Machine Learning: Study Questions

The final exam will be closed book. You may bring a calculator if you like, but you will not need it.

Topics covered

Please note: This is not a sample exam. The actual exam will not be nearly so long.

Sample questions

How does the candidate elimination algorithm work? What are its limitations?

What is the entropy, and what is its significance?

What is a decision tree? In the ID3 algorithm, what is the expected information gain, and how is it used? What is the gain ratio, and what is the advantage of using the gain ratio over using the expected information gain? Describe a strategy that can be used to avoid overfitting in decision trees.

How can a decision tree be converted into a rule set? Illustrate with an example. What are the advantages of the rule set representation over the decision tree representation?

Give the rules for (a) the optimal Bayesian hypothesis; (b) the maximum likelihood hypothesis. When are these the same?

Describe the Naive Bayesian method of classification. What assumptions does this method make about the attributes and the classification? Give an example where this assumption is not justified. What is the Laplacian correction, and why is it necessary?

Describe the nearest neighbors algorithm.
In most learning algorithms, the computation time required for training is large and the time required to apply the classifier is short. The reverse is true of the nearest neighbors algorithm. How can the computation time required for queries be reduced?

In linear prediction, what is the error function that is typically minimized? Under certain assumptions, this can be viewed as a form of maximum likelihood prediction: What are those assumptions? What are the disadvantages of using this error function? Name an alternative error function that avoids these disadvantages.

What is the difference between linear prediction and linear classification? What error function is typically minimized in applications of linear classification? What technique is used to find the optimal linear classifier?

Give a high-level description of the feed-forward, back-propagation algorithm: What does a ``neuron'' do, what is the architecture of the network, how is the classification task carried out, and how is learning carried out? How do you avoid overfitting in back-propagation? To what extent is this a realistic model of actual neurons in an actual brain?

What is the ``sparse data'' problem in statistically-based natural language processing?
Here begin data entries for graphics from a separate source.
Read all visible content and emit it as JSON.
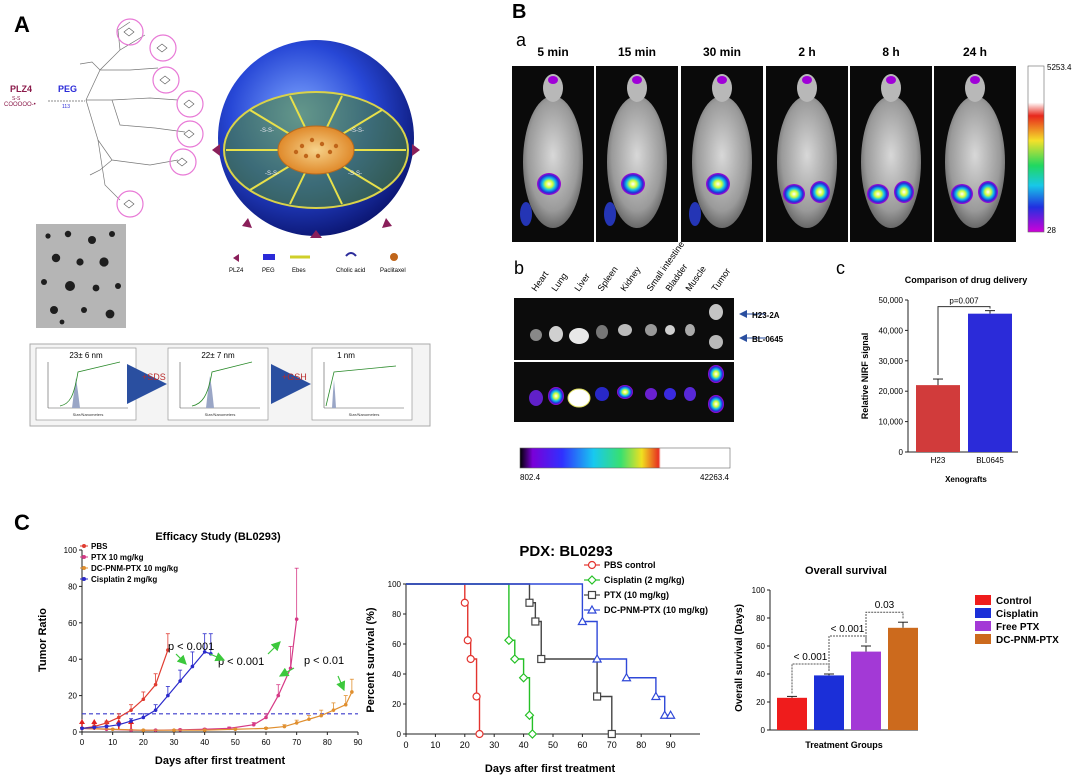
{
  "figure": {
    "panel_labels": {
      "A": "A",
      "B": "B",
      "C": "C"
    },
    "A": {
      "chem": {
        "plz4": "PLZ4",
        "peg": "PEG",
        "ss": "S-S",
        "mid_label": "COOOOO-•",
        "sub_label": "113"
      },
      "legend": [
        "PLZ4",
        "PEG",
        "Ebes",
        "Cholic acid",
        "Paclitaxel"
      ],
      "dls": [
        {
          "size_label": "23± 6 nm"
        },
        {
          "size_label": "22± 7 nm"
        },
        {
          "size_label": "1 nm"
        }
      ],
      "arrows": [
        "+SDS",
        "+GSH"
      ],
      "dls_axis": "Size/Nanometers"
    },
    "B": {
      "sub_a": "a",
      "timepoints": [
        "5 min",
        "15 min",
        "30 min",
        "2 h",
        "8 h",
        "24 h"
      ],
      "scale_max": "5253.4",
      "scale_min": "28",
      "sub_b": "b",
      "organs": [
        "Heart",
        "Lung",
        "Liver",
        "Spleen",
        "Kidney",
        "Small intestine",
        "Bladder",
        "Muscle",
        "Tumor"
      ],
      "tumor_labels": [
        "H23-2A",
        "BL-0645"
      ],
      "bar_min": "802.4",
      "bar_max": "42263.4",
      "sub_c": "c"
    },
    "C": {
      "efficacy_title": "Efficacy Study (BL0293)",
      "efficacy_ylabel": "Tumor Ratio",
      "efficacy_xlabel": "Days after first treatment",
      "pvals": [
        "p < 0.001",
        "p < 0.001",
        "p < 0.01"
      ],
      "km_title": "PDX: BL0293",
      "km_ylabel": "Percent survival (%)",
      "km_xlabel": "Days after first treatment"
    }
  },
  "chart_data": [
    {
      "id": "nirf",
      "type": "bar",
      "title": "Comparison of drug delivery",
      "ylabel": "Relative NIRF signal",
      "xlabel": "Xenografts",
      "categories": [
        "H23",
        "BL0645"
      ],
      "values": [
        22000,
        45500
      ],
      "errors": [
        2000,
        1000
      ],
      "colors": [
        "#d13b3b",
        "#2b2bd9"
      ],
      "ylim": [
        0,
        50000
      ],
      "yticks": [
        0,
        10000,
        20000,
        30000,
        40000,
        50000
      ],
      "annotation": "p=0.007"
    },
    {
      "id": "efficacy",
      "type": "line",
      "xlim": [
        0,
        90
      ],
      "ylim": [
        0,
        100
      ],
      "xticks": [
        0,
        10,
        20,
        30,
        40,
        50,
        60,
        70,
        80,
        90
      ],
      "yticks": [
        0,
        20,
        40,
        60,
        80,
        100
      ],
      "baseline": 10,
      "treatment_days": [
        0,
        4,
        8,
        12,
        16
      ],
      "series": [
        {
          "name": "PBS",
          "color": "#e03c31",
          "x": [
            0,
            4,
            8,
            12,
            16,
            20,
            24,
            28
          ],
          "y": [
            2,
            3,
            5,
            8,
            12,
            18,
            26,
            45
          ],
          "err": [
            0.5,
            0.8,
            1,
            2,
            3,
            4,
            6,
            9
          ]
        },
        {
          "name": "PTX 10 mg/kg",
          "color": "#d63a86",
          "x": [
            0,
            8,
            16,
            24,
            32,
            40,
            48,
            56,
            60,
            64,
            68,
            70
          ],
          "y": [
            2,
            1.5,
            1,
            1,
            1.2,
            1.5,
            2,
            4,
            8,
            20,
            35,
            62
          ],
          "err": [
            0.3,
            0.3,
            0.3,
            0.3,
            0.4,
            0.5,
            0.7,
            1.2,
            2,
            6,
            12,
            28
          ]
        },
        {
          "name": "DC-PNM-PTX 10 mg/kg",
          "color": "#e08f2f",
          "x": [
            0,
            10,
            20,
            30,
            40,
            50,
            60,
            66,
            70,
            74,
            78,
            82,
            86,
            88
          ],
          "y": [
            2,
            1.5,
            1,
            1,
            1,
            1.5,
            2,
            3,
            5,
            7,
            9,
            12,
            15,
            22
          ],
          "err": [
            0.3,
            0.3,
            0.3,
            0.3,
            0.3,
            0.4,
            0.5,
            1,
            1.5,
            2,
            3,
            4,
            5,
            7
          ]
        },
        {
          "name": "Cisplatin 2 mg/kg",
          "color": "#2a2acb",
          "x": [
            0,
            4,
            8,
            12,
            16,
            20,
            24,
            28,
            32,
            36,
            40,
            42
          ],
          "y": [
            2,
            2.5,
            3,
            4,
            6,
            8,
            12,
            20,
            28,
            36,
            44,
            43
          ],
          "err": [
            0.4,
            0.5,
            0.7,
            1,
            1.3,
            2,
            3,
            5,
            6,
            8,
            10,
            11
          ]
        }
      ]
    },
    {
      "id": "km",
      "type": "line",
      "xlim": [
        0,
        100
      ],
      "ylim": [
        0,
        100
      ],
      "xticks": [
        0,
        10,
        20,
        30,
        40,
        50,
        60,
        70,
        80,
        90
      ],
      "yticks": [
        0,
        20,
        40,
        60,
        80,
        100
      ],
      "series": [
        {
          "name": "PBS control",
          "color": "#e3342f",
          "marker": "circle",
          "x": [
            0,
            20,
            21,
            22,
            24,
            25
          ],
          "y": [
            100,
            87.5,
            62.5,
            50,
            25,
            0
          ]
        },
        {
          "name": "Cisplatin (2 mg/kg)",
          "color": "#25c026",
          "marker": "diamond",
          "x": [
            0,
            35,
            37,
            40,
            42,
            43
          ],
          "y": [
            100,
            62.5,
            50,
            37.5,
            12.5,
            0
          ]
        },
        {
          "name": "PTX (10 mg/kg)",
          "color": "#444444",
          "marker": "square",
          "x": [
            0,
            42,
            44,
            46,
            65,
            70
          ],
          "y": [
            100,
            87.5,
            75,
            50,
            25,
            0
          ]
        },
        {
          "name": "DC-PNM-PTX (10 mg/kg)",
          "color": "#2f48d8",
          "marker": "triangle",
          "x": [
            0,
            60,
            65,
            75,
            85,
            88,
            90
          ],
          "y": [
            100,
            75,
            50,
            37.5,
            25,
            12.5,
            12.5
          ]
        }
      ]
    },
    {
      "id": "overall",
      "type": "bar",
      "title": "Overall survival",
      "ylabel": "Overall survival (Days)",
      "xlabel": "Treatment Groups",
      "categories": [
        "Control",
        "Cisplatin",
        "Free PTX",
        "DC-PNM-PTX"
      ],
      "values": [
        23,
        39,
        56,
        73
      ],
      "errors": [
        1,
        1,
        4,
        4
      ],
      "colors": [
        "#ef1c1c",
        "#1b2fd8",
        "#a339d6",
        "#cc6a1d"
      ],
      "ylim": [
        0,
        100
      ],
      "yticks": [
        0,
        20,
        40,
        60,
        80,
        100
      ],
      "comparisons": [
        "< 0.001",
        "< 0.001",
        "0.03"
      ]
    }
  ]
}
How is this addressed in Markov models?

What is the ``accuracy'' and the ``coverage'' of an association rule over a database? Describe the algorithm for finding association rules.

Describe an algorithm for clustering.

What is the difficulty with evaluating learning methods that do not address classification, such as association rules and clusters?

What is knowledge-based learning? Describe explanation-based generalization. In what sense is this learning? What is the role of the data in driving explanation-based generalization?

Suppose that you have learned a classifier for some Boolean property. You run your classifier over a randomly selected test set of 1024 instances, and find that it gives the correct answer three-quarters of the time. Give the formula for the 95% confidence interval for the true accuracy of the classifier. What is the meaning of the 95% confidence interval? (You may give the non-rigorous definition given in the textbook, rather than the rigorous definition I gave in class.)

In the above problem, if you increase the size of the test set by a factor of 16 (i.e. use a test set of 16,384 instances), what happens to the confidence interval?

In tuning the parameters of a learning algorithm to a given application, why is it necessary to use a validation set that is separate from the test set?

What is stratification? What is cross-validation? What is ``leave-one-out'' cross-validation? Why is cross-validation useful, and what are its drawbacks?

What is the theory of minimum description length learning? How is this theory used with imperfect classifiers? Explain, using an example, how it attempts to address the problem of overfitting.

A learning theory may be divided into the following parts:
(1) A hypothesis space;
(2) A representation for hypotheses
(3) A preference criterion over hypotheses, independent of the data
(4) A measure of how well a given hypothesis fits given data.
(5) A search strategy to find a good hypothesis for a given data set.
For the machine learning method of your choice, explain what each of these is. (For certain methods, some of these are degenerate.)